J’avais parlé fort. Trop fort. L’alcool était un problème pour ce genre de truc. Surtout que j’le tenais pas super bien. Suffisamment bien pour pas lui vomir dessus par contre. Fin pour l’moment., j’bus quelques gorgées avant d’ajouter.
- Enfin après, si c’est des paroles en l’air ça sers à rien hein. C’bien beau de critiquer mais maint’nant qu’c’est proposer, va falloir l’faire.

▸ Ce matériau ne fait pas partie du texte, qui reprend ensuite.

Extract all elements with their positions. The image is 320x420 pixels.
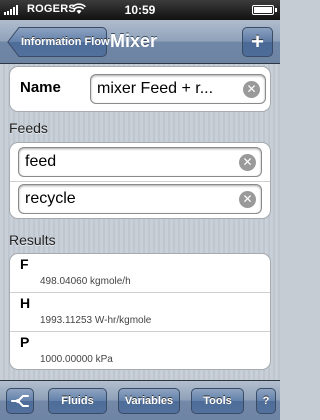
result-symbol: F <box>20 256 29 272</box>
help-button[interactable]: ? <box>256 388 276 414</box>
status-bar: ROGERS 10:59 <box>0 0 280 20</box>
name-field[interactable]: mixer Feed + r... ✕ <box>90 74 266 104</box>
result-row-enthalpy[interactable]: H 1993.11253 W-hr/kgmole <box>10 293 270 332</box>
navigation-bar: Information Flow Mixer + <box>0 20 280 64</box>
clock: 10:59 <box>124 3 156 17</box>
name-group: Name mixer Feed + r... ✕ <box>9 66 271 112</box>
feed-field[interactable]: feed ✕ <box>18 147 262 177</box>
back-button[interactable]: Information Flow <box>7 27 110 57</box>
clear-icon[interactable]: ✕ <box>239 154 256 171</box>
battery-icon <box>252 5 277 15</box>
page-title: Mixer <box>110 31 158 51</box>
name-field-value: mixer Feed + r... <box>97 80 214 97</box>
result-row-flow[interactable]: F 498.04060 kgmole/h <box>10 254 270 293</box>
result-row-pressure[interactable]: P 1000.00000 kPa <box>10 332 270 369</box>
feeds-group: feed ✕ recycle ✕ <box>9 142 271 219</box>
variables-button[interactable]: Variables <box>118 388 180 414</box>
result-symbol: H <box>20 295 31 311</box>
screen: ROGERS 10:59 Information Flow Mixer + Na… <box>0 0 280 420</box>
tools-button[interactable]: Tools <box>191 388 244 414</box>
clear-icon[interactable]: ✕ <box>243 81 260 98</box>
fluids-button[interactable]: Fluids <box>48 388 107 414</box>
back-button-label: Information Flow <box>21 36 110 48</box>
result-value: 1993.11253 W-hr/kgmole <box>40 315 152 326</box>
bottom-toolbar: Fluids Variables Tools ? <box>0 380 280 420</box>
result-symbol: P <box>20 334 30 350</box>
results-section-label: Results <box>9 232 56 248</box>
recycle-field[interactable]: recycle ✕ <box>18 184 262 214</box>
divider <box>10 181 270 182</box>
clear-icon[interactable]: ✕ <box>239 191 256 208</box>
recycle-field-value: recycle <box>25 190 76 207</box>
feed-field-value: feed <box>25 153 57 170</box>
result-value: 498.04060 kgmole/h <box>40 276 131 287</box>
connection-icon <box>11 395 29 407</box>
result-value: 1000.00000 kPa <box>40 354 113 365</box>
results-group: F 498.04060 kgmole/h H 1993.11253 W-hr/k… <box>9 253 271 370</box>
add-button[interactable]: + <box>242 27 273 57</box>
feeds-section-label: Feeds <box>9 120 48 136</box>
connection-button[interactable] <box>6 388 34 414</box>
name-label: Name <box>20 79 61 96</box>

Je ris d’bon cœur avant d’ajouter.
- J’suis sûr que j’peux apprendre ce genre de truc.
Pour moi, la hache de guerre était enterrée. Ouais, tester des fringues, ça avait l’air bien plus drôle que passer la soirée à s’insulter. Même si c’tait une façon d’se détendre hein. Ça finissait toujours mal. Et ça j’aimais pas. Donc les fringues m’allaient parfait’ment. Ouais, rien de mieux. À voir si ce n’était pas un mensonge aussi acéré que toute les insultes qu’elle m’avaient balancé juste avant.

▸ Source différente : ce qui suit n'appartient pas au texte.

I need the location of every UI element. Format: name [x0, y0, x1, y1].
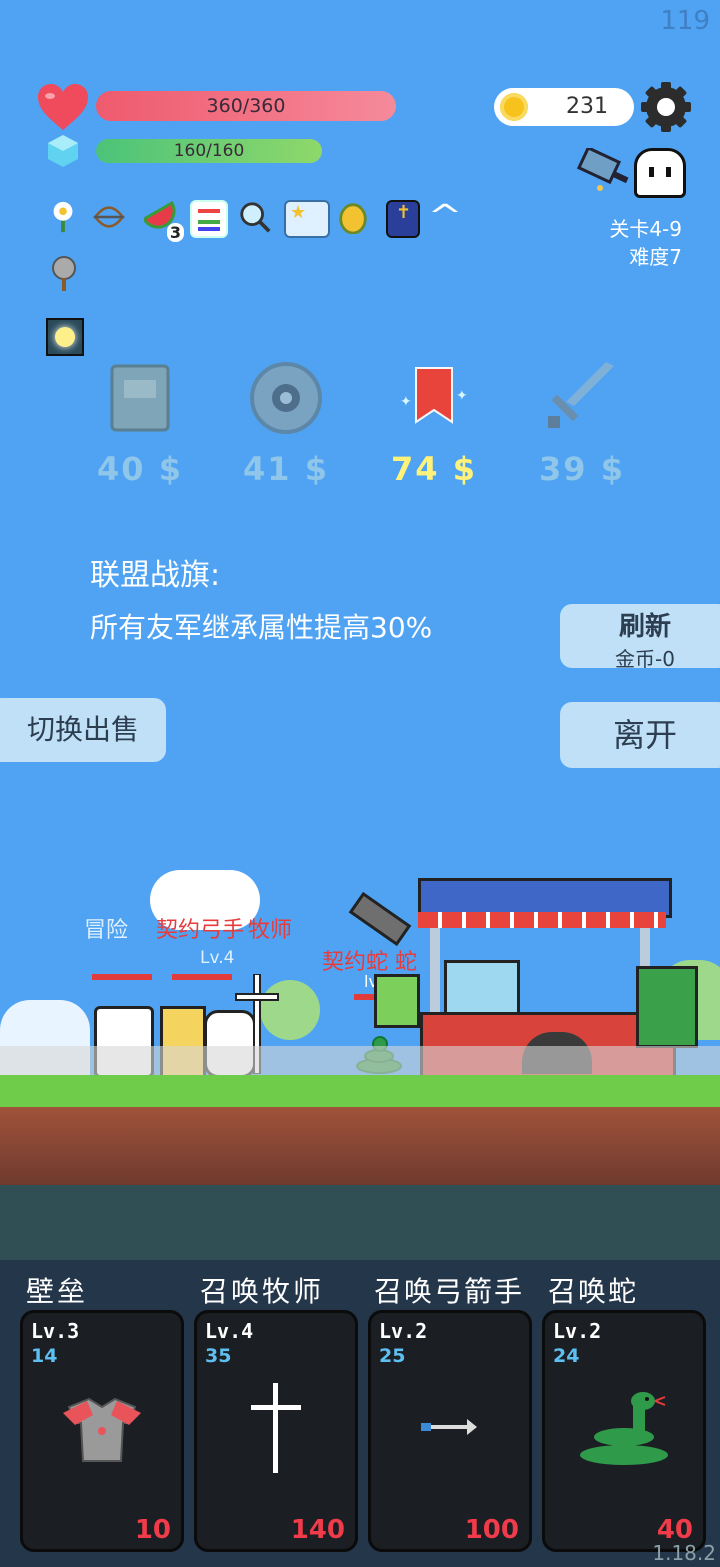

- Enfant des poubelles, ne dit plus jamais que les paroles d’un Milan sont des paroles en l’air ! Et sans lui laisser le temps de dire ouf elle l’attrapa par le col. - Tu ne seras jamais capable d’atteindre un niveau aussi excellent que le mien Fétide ! De sa main libre elle attrapa sa bourse, en déversa le contenue sur le bar sans vraiment regarder s'il y avait trop ou pas et traîna Fétide à sa suite. - Tu me rembourseras le double. Grogna-t-elle tout en ouvrant la porte de la taverne. - Avec les intérêts ! C’est important, les intérêts !
Une fois a l’extérieur, l’air frais qui aurait dû calmer son esprit et faire redescendre son taux d’alcoolémie eut l’effet inverse. Cette fois elle en était sure, elle était saoule. Titubant légèrement, elle ne laissa pour autant pas sa prise lui échapper. Des paroles en l’air ? Elle allait voir ce que savait faire une Milan face à une garde-robe, munit d’un fil et d’une aiguille, elle rirait sûrement moins après ça. Et c’est ainsi que sans se poser de questions, sans lui demander son avis, Queen entraîna Fétide dans les ruelles sombres. Bien décidé à lui montrer, tout son talent. Chose qu’elle regretterait fort probablement amèrement dès que l’alcool quitterait ses veines. Mais pour l’instant son jugement était enivré de mille et une façons.
- Je vais transformer le lépreuse que tu es, en quelques choses de formidable. Enfin… Rien ne pourra être pire qu’à l’heure actuelle. Suis moi.